Wednesday, May 06, 2009

Beyond the Pale

For my new job, I took a one day seminar to be certified as some sort of food safety person. During his self-introduction, the instructor mentioned that he had minored in history and developed a love of European History in general and Russian History in particular. Now devoted readers of the blog, and you must be devoted to still be checking in after all these months, will remember that Isaac Deutscher's Trotsky trilogy was one of the memorable reading events of my youth. So, as I turned in my test (quick--within what temperature range is the "danger zone" for perishable meat?) I asked if he had read the Deutscher trilogy, he gave me a look which, while slightly ambiguous, could easily have been interpreted as uncomprehending. He mumbled something about his father having them and that he had read part of the first volume. He held up his Golf Digest and said, "This is about all I read nowadays." It could be that Bolshevism is frowned upon in corporate life, or maybe I had crossed his comfort line of personal contact or perhaps, to paraphrase Benjamin Braddock, "I guess, he just lost interest over the years."

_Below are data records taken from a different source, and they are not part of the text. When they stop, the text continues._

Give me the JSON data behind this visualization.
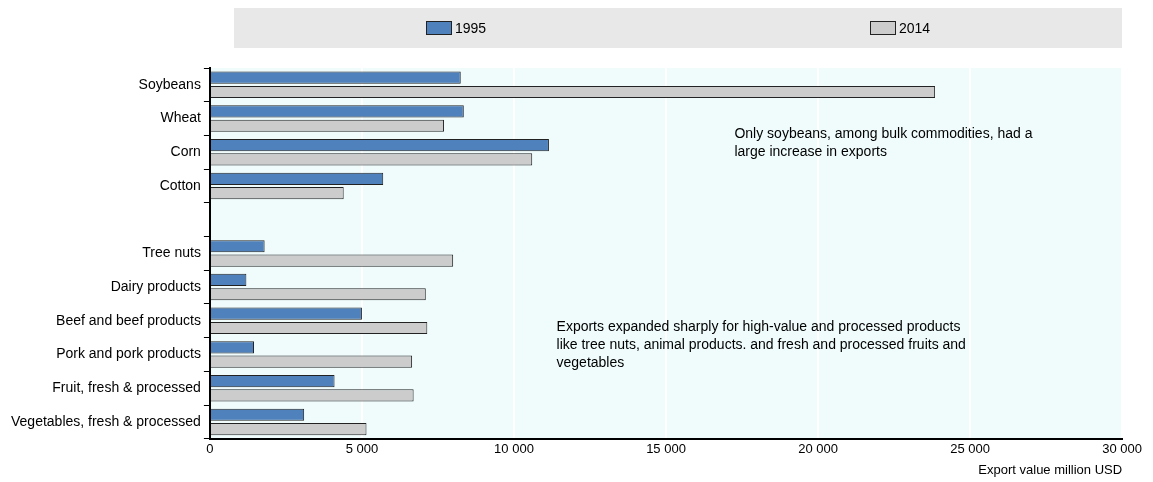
{
  "chart_data": {
    "type": "bar",
    "orientation": "horizontal",
    "categories": [
      "Soybeans",
      "Wheat",
      "Corn",
      "Cotton",
      null,
      "Tree nuts",
      "Dairy products",
      "Beef and beef products",
      "Pork and pork products",
      "Fruit, fresh & processed",
      "Vegetables, fresh & processed"
    ],
    "series": [
      {
        "name": "1995",
        "color": "#4f81bd",
        "values": [
          8250,
          8350,
          11150,
          5700,
          null,
          1800,
          1200,
          5000,
          1450,
          4100,
          3100
        ]
      },
      {
        "name": "2014",
        "color": "#cccccc",
        "values": [
          23850,
          7700,
          10600,
          4400,
          null,
          8000,
          7100,
          7150,
          6650,
          6700,
          5150
        ]
      }
    ],
    "xlim": [
      0,
      30000
    ],
    "xticks": [
      {
        "value": 0,
        "label": "0"
      },
      {
        "value": 5000,
        "label": "5 000"
      },
      {
        "value": 10000,
        "label": "10 000"
      },
      {
        "value": 15000,
        "label": "15 000"
      },
      {
        "value": 20000,
        "label": "20 000"
      },
      {
        "value": 25000,
        "label": "25 000"
      },
      {
        "value": 30000,
        "label": "30 000"
      }
    ],
    "xlabel": "Export value million USD",
    "grid": "x",
    "legend": "top",
    "annotations": [
      "Only soybeans, among bulk commodities, had a large increase in exports",
      "Exports expanded sharply for high-value and processed products like tree nuts, animal products. and fresh and processed fruits and vegetables"
    ]
  }
}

Three days later I was at my local library's used book sale and I was delighted to find "Trotsky, The Eternal Revolutionary," by Dmitri Volkogonov. While reading the book I came across the fact that Trotsky was born in a region along Russia's border with Poland, called "The Pale". Immediately the phrase, 'beyond the pale' came to mind and I wondered if that's from whence the phrase comes. Maybe, I guessed, it's a Jewish phrase referring to a place outside the permitted, or the familiar.
Well it turns out the word pale comes from the latin palus which means 'stake'.
A pale is an old name for a pointed stake driven into the ground and — by an obvious-enough extension — to a barrier made of such stakes, a fence (our modern word pole is from the same source, as are impale and paling). This meaning has been around in English since the fourteenth century. By 1400 it had taken on various figurative senses — a defence, a safeguard, a barrier, an enclosure, or a limit beyond which it was not permissible to go.
Further reading of the above link reveals that there was also an English Pale in Calais and one in Ireland.
Now that I know what it means, it pleases me to consider it in a much more positive light; nothing wrong with hopping the fence of our particular ghetto.